As of 2003, nearly two-thirds of the nation's 115,000 fuel trucks had global positioning systems and wireless communications – the basic platform for more advanced systems. But only 12 percent had a panic button, and just 8 percent had remote vehicle disabling, the study found. And getting the industry to adopt these might require government mandates – something the industry opposes.
"We're not supporting the mandating of any technology simply because you are a hazardous-materials transporter," Mr. Conley says. "Tell me what you're hauling, and we'll tell if it makes sense."
Some truckers say the technology is vital. "I don't know why this technology isn't moving faster into the industry," says Reggie Dupre, president of Dupre Transport, which transports a range of hazardous materials in a 350-truck tanker fleet based in Lafayette, La.
During a year-long federal test, one of Mr. Dupre's drivers accidentally bumped a "panic button" device. Within minutes, police had the rig surrounded.
Tanker trucks carrying liquefied energy gases have worried terror experts since the 1970s. Now, with shipments of liquefied natural gas (LNG) set to soar in coming years alongside already robust shipments of liquefied petroleum gas, some security experts are again sounding the alarm. Their prime evidence: a truck accident in Spain.
Industry officials have long argued that LNG trucks are almost immune to explosion.
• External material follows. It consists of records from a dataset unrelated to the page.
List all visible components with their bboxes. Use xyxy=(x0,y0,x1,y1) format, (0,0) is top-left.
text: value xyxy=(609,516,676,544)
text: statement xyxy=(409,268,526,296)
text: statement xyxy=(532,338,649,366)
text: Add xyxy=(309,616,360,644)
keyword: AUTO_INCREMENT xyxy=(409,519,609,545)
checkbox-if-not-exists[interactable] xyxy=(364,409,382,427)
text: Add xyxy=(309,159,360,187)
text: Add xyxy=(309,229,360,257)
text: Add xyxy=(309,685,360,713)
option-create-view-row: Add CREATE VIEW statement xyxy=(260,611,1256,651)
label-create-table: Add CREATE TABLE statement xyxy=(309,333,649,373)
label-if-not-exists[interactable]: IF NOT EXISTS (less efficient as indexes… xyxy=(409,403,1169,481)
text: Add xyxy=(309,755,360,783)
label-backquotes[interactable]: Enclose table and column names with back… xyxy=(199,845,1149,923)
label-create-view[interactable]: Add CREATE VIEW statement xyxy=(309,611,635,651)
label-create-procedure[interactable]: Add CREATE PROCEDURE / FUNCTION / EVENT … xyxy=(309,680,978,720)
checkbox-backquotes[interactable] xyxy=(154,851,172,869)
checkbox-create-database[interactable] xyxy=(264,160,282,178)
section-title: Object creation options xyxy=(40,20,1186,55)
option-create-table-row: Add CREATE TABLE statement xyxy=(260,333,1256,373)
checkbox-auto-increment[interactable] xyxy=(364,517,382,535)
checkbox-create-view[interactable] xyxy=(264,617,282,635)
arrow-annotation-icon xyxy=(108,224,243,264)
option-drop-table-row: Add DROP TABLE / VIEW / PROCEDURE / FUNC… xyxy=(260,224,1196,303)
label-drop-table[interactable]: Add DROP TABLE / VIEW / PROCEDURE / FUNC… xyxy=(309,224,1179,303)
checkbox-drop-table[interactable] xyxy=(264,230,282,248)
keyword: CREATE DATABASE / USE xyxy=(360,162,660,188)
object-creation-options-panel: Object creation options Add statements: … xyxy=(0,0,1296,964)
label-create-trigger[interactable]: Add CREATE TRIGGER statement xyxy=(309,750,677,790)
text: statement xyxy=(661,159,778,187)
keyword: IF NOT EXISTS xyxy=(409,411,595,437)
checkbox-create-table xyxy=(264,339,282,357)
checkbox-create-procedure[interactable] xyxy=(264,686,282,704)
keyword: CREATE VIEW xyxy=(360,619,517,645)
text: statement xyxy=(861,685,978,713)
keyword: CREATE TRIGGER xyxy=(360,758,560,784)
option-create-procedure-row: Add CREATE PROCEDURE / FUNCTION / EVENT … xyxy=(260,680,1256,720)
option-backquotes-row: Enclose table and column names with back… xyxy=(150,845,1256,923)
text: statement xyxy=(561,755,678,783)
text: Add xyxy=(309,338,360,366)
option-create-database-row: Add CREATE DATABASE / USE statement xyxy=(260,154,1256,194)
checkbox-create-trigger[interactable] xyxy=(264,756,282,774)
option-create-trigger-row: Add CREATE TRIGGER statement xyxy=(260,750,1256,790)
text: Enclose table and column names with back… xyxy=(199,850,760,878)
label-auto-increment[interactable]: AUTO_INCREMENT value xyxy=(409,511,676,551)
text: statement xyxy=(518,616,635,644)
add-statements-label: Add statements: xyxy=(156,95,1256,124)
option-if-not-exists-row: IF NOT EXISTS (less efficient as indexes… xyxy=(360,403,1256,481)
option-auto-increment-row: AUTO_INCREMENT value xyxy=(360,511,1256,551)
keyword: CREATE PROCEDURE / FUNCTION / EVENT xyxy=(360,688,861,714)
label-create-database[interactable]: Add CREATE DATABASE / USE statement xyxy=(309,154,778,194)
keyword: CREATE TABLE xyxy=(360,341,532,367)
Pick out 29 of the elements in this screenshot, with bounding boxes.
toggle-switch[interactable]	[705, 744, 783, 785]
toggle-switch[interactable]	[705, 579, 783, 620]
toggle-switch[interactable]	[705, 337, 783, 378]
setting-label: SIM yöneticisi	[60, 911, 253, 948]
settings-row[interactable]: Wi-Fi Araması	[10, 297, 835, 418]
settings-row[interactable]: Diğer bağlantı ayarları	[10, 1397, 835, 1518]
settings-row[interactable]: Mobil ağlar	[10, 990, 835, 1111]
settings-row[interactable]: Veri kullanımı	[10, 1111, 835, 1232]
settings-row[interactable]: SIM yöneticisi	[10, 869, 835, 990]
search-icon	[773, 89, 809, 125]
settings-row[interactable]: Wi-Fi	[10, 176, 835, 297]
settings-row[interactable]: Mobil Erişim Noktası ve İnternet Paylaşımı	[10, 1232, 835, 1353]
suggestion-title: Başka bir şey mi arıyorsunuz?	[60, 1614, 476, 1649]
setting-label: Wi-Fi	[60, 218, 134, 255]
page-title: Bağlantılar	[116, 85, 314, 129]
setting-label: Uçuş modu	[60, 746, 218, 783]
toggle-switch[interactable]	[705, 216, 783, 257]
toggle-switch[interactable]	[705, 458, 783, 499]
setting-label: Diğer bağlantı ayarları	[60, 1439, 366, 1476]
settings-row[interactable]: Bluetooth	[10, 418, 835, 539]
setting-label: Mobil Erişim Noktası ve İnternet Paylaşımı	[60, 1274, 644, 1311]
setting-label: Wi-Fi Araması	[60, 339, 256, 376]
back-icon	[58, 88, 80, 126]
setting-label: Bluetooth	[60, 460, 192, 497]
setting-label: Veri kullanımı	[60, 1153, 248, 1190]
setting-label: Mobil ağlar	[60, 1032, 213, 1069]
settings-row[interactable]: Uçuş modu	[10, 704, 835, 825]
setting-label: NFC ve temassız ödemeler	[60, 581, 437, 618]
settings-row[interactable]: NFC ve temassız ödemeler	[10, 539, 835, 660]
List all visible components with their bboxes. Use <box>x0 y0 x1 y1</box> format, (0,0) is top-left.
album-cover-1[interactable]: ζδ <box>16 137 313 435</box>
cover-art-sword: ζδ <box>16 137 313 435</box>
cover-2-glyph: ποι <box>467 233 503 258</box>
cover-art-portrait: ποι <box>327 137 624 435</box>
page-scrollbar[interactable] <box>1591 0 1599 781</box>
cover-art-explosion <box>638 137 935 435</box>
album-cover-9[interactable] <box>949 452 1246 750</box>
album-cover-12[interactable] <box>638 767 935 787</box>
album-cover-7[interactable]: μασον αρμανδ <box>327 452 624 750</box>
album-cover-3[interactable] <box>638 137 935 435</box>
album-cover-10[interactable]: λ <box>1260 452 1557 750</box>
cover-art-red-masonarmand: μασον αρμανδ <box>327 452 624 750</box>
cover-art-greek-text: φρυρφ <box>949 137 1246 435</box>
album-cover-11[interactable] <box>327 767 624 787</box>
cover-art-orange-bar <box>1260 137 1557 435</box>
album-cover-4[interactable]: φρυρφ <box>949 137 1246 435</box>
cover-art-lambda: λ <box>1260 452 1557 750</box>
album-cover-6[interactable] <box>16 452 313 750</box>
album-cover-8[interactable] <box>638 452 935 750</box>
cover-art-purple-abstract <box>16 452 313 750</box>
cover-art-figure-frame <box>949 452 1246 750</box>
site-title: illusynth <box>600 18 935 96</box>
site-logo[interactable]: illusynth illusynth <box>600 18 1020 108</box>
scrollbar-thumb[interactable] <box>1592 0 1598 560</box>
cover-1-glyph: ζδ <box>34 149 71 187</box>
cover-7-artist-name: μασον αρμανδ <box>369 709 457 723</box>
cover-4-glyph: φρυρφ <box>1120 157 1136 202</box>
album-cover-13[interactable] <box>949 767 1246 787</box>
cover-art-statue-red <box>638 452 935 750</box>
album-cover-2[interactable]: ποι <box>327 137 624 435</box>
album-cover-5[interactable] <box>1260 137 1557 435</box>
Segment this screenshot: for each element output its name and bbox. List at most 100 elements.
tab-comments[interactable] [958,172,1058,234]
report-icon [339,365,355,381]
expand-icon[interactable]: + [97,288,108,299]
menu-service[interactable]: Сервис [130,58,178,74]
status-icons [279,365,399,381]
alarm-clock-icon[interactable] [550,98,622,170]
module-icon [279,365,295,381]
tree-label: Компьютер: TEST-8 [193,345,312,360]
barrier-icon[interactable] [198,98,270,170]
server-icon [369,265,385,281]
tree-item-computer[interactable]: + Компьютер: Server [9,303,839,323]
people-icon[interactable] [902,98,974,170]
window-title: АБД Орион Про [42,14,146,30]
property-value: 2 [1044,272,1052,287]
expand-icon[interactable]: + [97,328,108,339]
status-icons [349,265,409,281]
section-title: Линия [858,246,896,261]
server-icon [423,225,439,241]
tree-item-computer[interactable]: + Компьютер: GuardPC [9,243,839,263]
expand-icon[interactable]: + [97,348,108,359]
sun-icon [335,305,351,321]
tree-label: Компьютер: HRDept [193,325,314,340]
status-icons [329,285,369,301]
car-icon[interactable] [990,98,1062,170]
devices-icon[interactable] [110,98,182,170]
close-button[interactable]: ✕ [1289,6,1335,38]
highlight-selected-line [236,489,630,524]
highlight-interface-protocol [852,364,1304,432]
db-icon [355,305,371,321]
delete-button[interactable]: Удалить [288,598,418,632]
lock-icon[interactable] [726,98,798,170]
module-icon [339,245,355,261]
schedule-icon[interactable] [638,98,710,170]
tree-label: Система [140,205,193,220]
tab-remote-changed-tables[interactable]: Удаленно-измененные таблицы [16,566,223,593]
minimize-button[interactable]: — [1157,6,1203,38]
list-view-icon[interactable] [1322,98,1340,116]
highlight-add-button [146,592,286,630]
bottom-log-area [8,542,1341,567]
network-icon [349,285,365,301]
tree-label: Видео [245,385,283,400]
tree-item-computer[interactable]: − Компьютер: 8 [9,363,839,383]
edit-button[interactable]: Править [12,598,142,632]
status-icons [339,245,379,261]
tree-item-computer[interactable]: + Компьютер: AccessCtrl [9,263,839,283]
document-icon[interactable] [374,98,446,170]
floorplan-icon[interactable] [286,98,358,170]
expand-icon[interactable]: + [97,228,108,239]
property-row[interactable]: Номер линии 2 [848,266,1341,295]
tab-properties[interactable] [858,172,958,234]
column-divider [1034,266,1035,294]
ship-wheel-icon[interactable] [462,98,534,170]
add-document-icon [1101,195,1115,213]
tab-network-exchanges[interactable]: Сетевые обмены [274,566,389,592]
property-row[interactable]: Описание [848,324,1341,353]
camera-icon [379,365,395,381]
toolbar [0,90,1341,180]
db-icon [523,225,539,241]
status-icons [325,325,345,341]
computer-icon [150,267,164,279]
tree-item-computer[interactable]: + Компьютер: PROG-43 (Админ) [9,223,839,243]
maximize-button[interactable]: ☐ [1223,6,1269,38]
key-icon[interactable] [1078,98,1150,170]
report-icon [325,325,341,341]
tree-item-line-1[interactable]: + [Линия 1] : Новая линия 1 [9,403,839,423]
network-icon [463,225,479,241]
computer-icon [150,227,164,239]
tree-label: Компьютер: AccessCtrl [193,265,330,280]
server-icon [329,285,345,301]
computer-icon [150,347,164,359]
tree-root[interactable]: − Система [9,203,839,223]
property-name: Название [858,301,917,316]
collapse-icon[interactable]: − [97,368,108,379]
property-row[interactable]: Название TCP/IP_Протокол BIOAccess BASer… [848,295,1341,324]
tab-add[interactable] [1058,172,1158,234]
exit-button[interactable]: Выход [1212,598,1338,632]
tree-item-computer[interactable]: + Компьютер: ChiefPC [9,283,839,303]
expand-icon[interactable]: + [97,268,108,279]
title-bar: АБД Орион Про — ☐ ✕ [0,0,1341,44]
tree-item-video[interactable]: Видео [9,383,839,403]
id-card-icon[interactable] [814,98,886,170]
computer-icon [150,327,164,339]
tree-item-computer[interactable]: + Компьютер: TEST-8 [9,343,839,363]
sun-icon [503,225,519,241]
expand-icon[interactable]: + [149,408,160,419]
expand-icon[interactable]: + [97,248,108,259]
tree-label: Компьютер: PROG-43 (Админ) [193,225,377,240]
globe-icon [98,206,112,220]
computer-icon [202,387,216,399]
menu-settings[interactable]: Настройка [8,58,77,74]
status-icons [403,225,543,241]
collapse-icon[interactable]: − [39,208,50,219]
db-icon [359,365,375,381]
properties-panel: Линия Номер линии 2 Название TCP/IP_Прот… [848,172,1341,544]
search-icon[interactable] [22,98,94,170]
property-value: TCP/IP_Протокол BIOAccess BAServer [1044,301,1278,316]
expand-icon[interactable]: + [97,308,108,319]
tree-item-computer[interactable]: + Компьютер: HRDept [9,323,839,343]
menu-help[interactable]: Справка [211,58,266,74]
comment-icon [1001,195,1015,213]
But in 2002, an LNG truck in Spain flipped over, burned, then exploded into a 500-foot fireball that killed the driver and burned two others.
"The severity of this kind of explosion is something people haven't usually considered applicable to LNG trucks," says Jerry Havens, former director of the Chemical Hazards Research Center at the University of Arkansas. "But what happened in Spain changes that picture. It shows you've got the potential for a massive explosion."
Despite the Spain incident, industry spokesmen say LNG is not explosive.
"We don't view LNG tractor trailers as a high target for any intentional attacks whatsoever," says Bill Cooper, of the Center for Liquefied Natural Gas, a coalition of energy providers. "It would not explode, just burn back to its ignition source. Therefore you have to wonder if that's really a target-rich environment."
When an LNG tanker truck flipped in Massachusetts in May and another LNG tanker burned in Nevada last summer, neither produced an explosion, he notes.
But if terrorists are involved, then the equation changes, Dr. Havens and other experts argue. A hijacked LNG tanker truck could be rigged to explode fairly easily, Richard Wilson, a Harvard physicist, warned in a 2003 speech.
One thing is clear: More LNG trucks will hit the road in coming years if the federal government approves new LNG terminals at US ports.